On Petraeus: The Manufacturing Of A Storyline
In an atrocious piece of reporting fueled by a rigged poll question, the New York Times "reports:"
Americans trust military commanders far more than the Bush administration or Congress to bring the war in Iraq to a successful end, and while most favor a withdrawal of American troops beginning next year, they suggested they were open to doing so at a measured pace, according to the latest New York Times/CBS News Poll. . . . Asked to choose among the administration, Congress and military commanders, 21 percent said they would most trust Congress and 68 percent expressed most trust in military commanders.

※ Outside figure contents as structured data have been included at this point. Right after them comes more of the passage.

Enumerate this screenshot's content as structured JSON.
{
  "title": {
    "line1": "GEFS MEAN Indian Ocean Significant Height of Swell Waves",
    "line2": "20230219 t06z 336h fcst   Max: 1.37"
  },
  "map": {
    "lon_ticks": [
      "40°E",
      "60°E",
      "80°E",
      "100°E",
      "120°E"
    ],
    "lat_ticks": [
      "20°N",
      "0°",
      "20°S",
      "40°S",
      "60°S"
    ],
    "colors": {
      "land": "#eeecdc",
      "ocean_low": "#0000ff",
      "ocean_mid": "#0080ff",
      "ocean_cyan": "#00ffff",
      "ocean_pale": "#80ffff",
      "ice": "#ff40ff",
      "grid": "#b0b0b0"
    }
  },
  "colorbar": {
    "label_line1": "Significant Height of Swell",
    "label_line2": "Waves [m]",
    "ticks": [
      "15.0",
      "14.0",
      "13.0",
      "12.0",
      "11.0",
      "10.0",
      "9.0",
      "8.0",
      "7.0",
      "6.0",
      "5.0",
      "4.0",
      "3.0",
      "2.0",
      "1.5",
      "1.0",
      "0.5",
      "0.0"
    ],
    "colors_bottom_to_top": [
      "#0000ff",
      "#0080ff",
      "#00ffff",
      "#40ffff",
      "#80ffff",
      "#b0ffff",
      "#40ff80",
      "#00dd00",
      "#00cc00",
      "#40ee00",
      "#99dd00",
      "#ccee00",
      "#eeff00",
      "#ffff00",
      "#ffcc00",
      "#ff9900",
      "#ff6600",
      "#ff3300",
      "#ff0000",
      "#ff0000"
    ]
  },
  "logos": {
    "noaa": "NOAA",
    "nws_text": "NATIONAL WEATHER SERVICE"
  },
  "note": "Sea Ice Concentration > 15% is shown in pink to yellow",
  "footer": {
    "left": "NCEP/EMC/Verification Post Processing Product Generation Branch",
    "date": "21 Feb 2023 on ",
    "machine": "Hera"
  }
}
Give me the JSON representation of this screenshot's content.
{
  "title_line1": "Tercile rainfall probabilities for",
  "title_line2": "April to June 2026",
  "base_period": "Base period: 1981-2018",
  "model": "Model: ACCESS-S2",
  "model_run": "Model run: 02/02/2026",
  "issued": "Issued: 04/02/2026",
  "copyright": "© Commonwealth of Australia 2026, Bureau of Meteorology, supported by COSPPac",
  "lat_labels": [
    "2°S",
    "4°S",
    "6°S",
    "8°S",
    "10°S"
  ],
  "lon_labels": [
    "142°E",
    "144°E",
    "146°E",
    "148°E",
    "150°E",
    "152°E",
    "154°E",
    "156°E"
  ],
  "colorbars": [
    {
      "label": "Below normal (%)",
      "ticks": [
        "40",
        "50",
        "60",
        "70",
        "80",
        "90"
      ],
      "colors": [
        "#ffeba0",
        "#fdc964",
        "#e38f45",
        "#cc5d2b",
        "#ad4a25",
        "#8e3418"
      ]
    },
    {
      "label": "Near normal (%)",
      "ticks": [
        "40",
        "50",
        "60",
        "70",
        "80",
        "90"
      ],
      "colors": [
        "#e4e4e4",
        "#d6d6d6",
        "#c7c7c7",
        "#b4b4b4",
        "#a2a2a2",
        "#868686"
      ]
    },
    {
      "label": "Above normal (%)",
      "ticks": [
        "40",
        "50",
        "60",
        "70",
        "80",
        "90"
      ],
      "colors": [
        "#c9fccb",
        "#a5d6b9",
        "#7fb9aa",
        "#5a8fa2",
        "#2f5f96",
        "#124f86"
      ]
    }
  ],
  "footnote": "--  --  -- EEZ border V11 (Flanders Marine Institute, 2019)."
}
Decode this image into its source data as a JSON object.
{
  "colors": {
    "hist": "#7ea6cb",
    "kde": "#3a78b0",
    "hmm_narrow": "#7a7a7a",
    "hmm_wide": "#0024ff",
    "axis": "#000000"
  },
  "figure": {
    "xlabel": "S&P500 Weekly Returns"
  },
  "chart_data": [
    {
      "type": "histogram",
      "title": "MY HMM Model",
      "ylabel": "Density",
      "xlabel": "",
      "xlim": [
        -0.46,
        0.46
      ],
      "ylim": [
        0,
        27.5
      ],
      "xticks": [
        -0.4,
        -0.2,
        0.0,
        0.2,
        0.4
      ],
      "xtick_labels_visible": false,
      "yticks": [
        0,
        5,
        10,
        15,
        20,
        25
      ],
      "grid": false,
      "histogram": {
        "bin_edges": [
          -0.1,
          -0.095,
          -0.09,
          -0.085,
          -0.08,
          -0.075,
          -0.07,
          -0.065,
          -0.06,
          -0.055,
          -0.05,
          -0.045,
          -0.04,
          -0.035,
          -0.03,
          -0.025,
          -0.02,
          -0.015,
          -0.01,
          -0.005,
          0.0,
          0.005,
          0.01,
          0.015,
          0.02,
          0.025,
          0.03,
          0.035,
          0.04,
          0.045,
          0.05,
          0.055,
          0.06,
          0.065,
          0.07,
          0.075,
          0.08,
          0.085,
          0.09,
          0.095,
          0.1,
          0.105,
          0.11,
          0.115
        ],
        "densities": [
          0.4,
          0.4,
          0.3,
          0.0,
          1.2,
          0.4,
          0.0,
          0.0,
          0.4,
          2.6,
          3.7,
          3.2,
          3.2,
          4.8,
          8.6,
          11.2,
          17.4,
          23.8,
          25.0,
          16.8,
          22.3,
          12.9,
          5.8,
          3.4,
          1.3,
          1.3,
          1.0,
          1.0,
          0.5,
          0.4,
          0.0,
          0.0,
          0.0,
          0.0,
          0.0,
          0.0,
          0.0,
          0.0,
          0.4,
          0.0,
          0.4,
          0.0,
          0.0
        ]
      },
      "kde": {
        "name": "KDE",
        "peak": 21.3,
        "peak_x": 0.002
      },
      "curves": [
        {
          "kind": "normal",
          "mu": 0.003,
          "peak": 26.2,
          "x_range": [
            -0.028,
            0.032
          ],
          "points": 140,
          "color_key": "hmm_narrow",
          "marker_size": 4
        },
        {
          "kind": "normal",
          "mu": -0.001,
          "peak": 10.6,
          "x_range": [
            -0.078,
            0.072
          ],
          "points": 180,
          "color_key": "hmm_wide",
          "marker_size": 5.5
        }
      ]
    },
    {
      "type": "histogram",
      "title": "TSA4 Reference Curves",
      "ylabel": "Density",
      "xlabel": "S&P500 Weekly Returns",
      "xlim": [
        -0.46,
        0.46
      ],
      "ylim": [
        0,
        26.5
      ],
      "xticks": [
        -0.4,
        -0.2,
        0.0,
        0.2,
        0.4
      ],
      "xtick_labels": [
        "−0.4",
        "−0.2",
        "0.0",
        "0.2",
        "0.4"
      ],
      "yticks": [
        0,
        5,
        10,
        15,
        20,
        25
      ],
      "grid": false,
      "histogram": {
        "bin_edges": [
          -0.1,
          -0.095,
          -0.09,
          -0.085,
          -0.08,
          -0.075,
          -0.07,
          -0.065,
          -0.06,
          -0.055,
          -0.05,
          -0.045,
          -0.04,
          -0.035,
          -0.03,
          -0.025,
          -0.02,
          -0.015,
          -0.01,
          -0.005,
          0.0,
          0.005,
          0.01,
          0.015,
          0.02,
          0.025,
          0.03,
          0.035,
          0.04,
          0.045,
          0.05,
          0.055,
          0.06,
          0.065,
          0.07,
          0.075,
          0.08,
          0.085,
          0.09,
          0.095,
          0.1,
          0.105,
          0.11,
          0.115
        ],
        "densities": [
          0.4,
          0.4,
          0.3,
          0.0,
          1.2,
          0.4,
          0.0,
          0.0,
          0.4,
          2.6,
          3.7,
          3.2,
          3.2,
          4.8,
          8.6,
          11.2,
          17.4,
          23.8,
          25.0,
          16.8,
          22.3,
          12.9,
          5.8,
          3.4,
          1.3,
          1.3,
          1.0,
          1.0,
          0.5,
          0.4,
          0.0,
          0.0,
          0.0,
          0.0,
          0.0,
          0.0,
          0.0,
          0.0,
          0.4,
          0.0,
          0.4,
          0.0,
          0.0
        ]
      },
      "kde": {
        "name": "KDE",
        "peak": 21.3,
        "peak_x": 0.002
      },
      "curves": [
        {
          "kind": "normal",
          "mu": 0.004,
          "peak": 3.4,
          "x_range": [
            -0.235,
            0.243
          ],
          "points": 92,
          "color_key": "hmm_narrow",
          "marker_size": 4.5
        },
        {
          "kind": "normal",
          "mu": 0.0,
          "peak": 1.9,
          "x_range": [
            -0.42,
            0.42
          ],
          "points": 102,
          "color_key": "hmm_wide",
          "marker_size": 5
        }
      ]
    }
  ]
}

There are many problems with this storyline. First and foremost, Americans do not get to choose who gets to "end the war." Perhaps the New York Times does not know this, but we are a country that has civilian control of the military. The military follows the orders of the civilian Commander in Chief, the President of the United States. Bruce Ackerman has written on this alarming view of military control apparently endorsed by the news pages of the New York Times.
More.
As polling methodology, the phrasing of the question begins "[i]f you had to choose," a dead giveway of a setup question that simply is unsound. The results were not surprising. The trustworthiness of politicians versus the military has always been and always will be a mismatch. Indeed, the fact that the military only got a 68% finding, to 21% for a failed Congress, and 5% for the worst, most mendacious President in history, is actually quite a bad finding for General Petraeus specifically, and the military generally. The politicization of the military that such figures as Dick Meyers, Peter Pace and Petraeus have engaged in has greatly damaged their credibility. Consider previous trustworthiness findings. On general trustworthiness, in 2006, 72% of Americans said they would trust military officers while just 35% would trust members of Congress. But in a head to head now, the military does worse now against one of the least trusted groups of people in the country.
The lack of trust in General Petraeus in particular was underscored by, via Drum, a Washington Post poll that found that a majority of Americans do not believe that General Petraues will be completely forthright in his testimony and instead will try and defend his policy by fudging the facts.
In short, this is a shoddy piece of journalism that can not be explained innocently. I do not want to ascribe motives to the New York Times news pages, but either there is complete incompetence or some other explanation for this atrocious work.